Heidegger procède alors à une réinterprétation critique de la conception de l’Être depuis Platon, Aristote et les présocratiques, et nous enjoint de ne pas confondre «l’Être» et «l’Étant». Ici est le cœur de sa première philosophie, et l’on se doute que nombre de lecteurs n’ont guère adhéré à ce point, qui reste en un sens, c’est vrai, bien plus obscur qu’éclairant. Que nous dit-il ici ? Que l’Être n’est rien de l’Étant, c’est-à-dire de l’ensemble des choses, des entités qui sont. Si Dieu existe et qu’Il a créé le monde, il est, et fait donc lui-même (ainsi que le monde) partie de l’Étant. C’est pourquoi il précise que, en toute rigueur, il ne faudrait même pas dire que l’Être est (puisque ce qui est, c’est l’Étant), mais simplement «qu’il y a Être». Et il précise alors le rapport entre l’Être et le Néant : certes, l’Être n’est pas ceci ou cela, mais il n’est pas Néant, il n’est pas rien. C’est l’expérience du néant qui, par l’ennui et l’angoisse, nous oriente vers la question du «pourquoi» et vers la différence entre l’Être et l’Étant. Ainsi, l’Être n’est pas une chose concrète qui serait présente quelque-part, mais «simple présence», et c’est pourquoi les ontologies des Grecs elles-mêmes auraient négligé cette différence entre l’Être et l’Étant. L’Être est «le il y a», le surgissement de la présence elle-même de l’Étant. Or, c’est aussi le cas du temps : le propre de celui-ci ne réside pas dans une suite de moments présents et, comme le dit Heidegger, à proprement parler : «Le temps n’est pas. Il y a temps» – ce qui explique notre difficulté à le définir, que ce soit scientifiquement ou philosophiquement. De façon paradoxale, l’Être (tout comme le temps) ne se définit donc pas par la présence mais par le retrait, par le retirement. C’est ce que Heidegger nomme la «présence suspensive» (Ereignis) de l’Être, que l’on pourrait rapprocher du Tsimtsoum et du En sof, dans le judaïsme et chez les kabbalistes. Or, comme l’indique le titre même de son premier grand ouvrage, l’Être et le temps sont intimement liés, et se questionner sur ce qu’est l’Être et l’être de l’homme, «cet être pour lequel il y va dans son être de la question même de son être», c’est forcément se questionner sur ce qu’est le temps dans son rapport, non seulement à l’Étant, mais à l’Être.
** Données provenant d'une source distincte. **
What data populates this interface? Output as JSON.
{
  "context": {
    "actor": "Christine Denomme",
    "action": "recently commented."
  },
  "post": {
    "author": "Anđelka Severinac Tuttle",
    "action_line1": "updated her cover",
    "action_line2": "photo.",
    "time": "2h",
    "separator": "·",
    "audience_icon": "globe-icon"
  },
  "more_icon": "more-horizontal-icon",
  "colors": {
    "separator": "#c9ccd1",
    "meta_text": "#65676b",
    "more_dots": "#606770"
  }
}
La maîtrise technique du monde

L’on peut définir l’homme comme un animal technique (tekhné signifiant en grec savoir-fairehabileté), ou encore un animal pratique (praxis désignant une action volontaire, consciente d’elle-même), et c’est là la grande différence entre l’homme et les autres animaux, dont les savoir-faire et les pratiques sont naturels, simplement guidés par l’instinct. Comme l’a bien montré Aristote, chez l’homme, la technique et la pratique renvoient alors toujours à quatre causes : ce dont l’objet est fait (sa matière), ce à quoi il ressemble (sa forme), la fin qu’il vise (son but) et celui qui agit alors (son agent). Mais la technique n’est elle-même ni la matière, ni la forme, ni le but, ni le créateur : elle est plutôt le rapport entre ce dernier et tout le reste. Ce rapport va bien sûr beaucoup varier et évoluer selon, comme nous le disions, les diverses façons d’habiter le monde qui seront inventés, autrement-dit selon les cultures et les époques.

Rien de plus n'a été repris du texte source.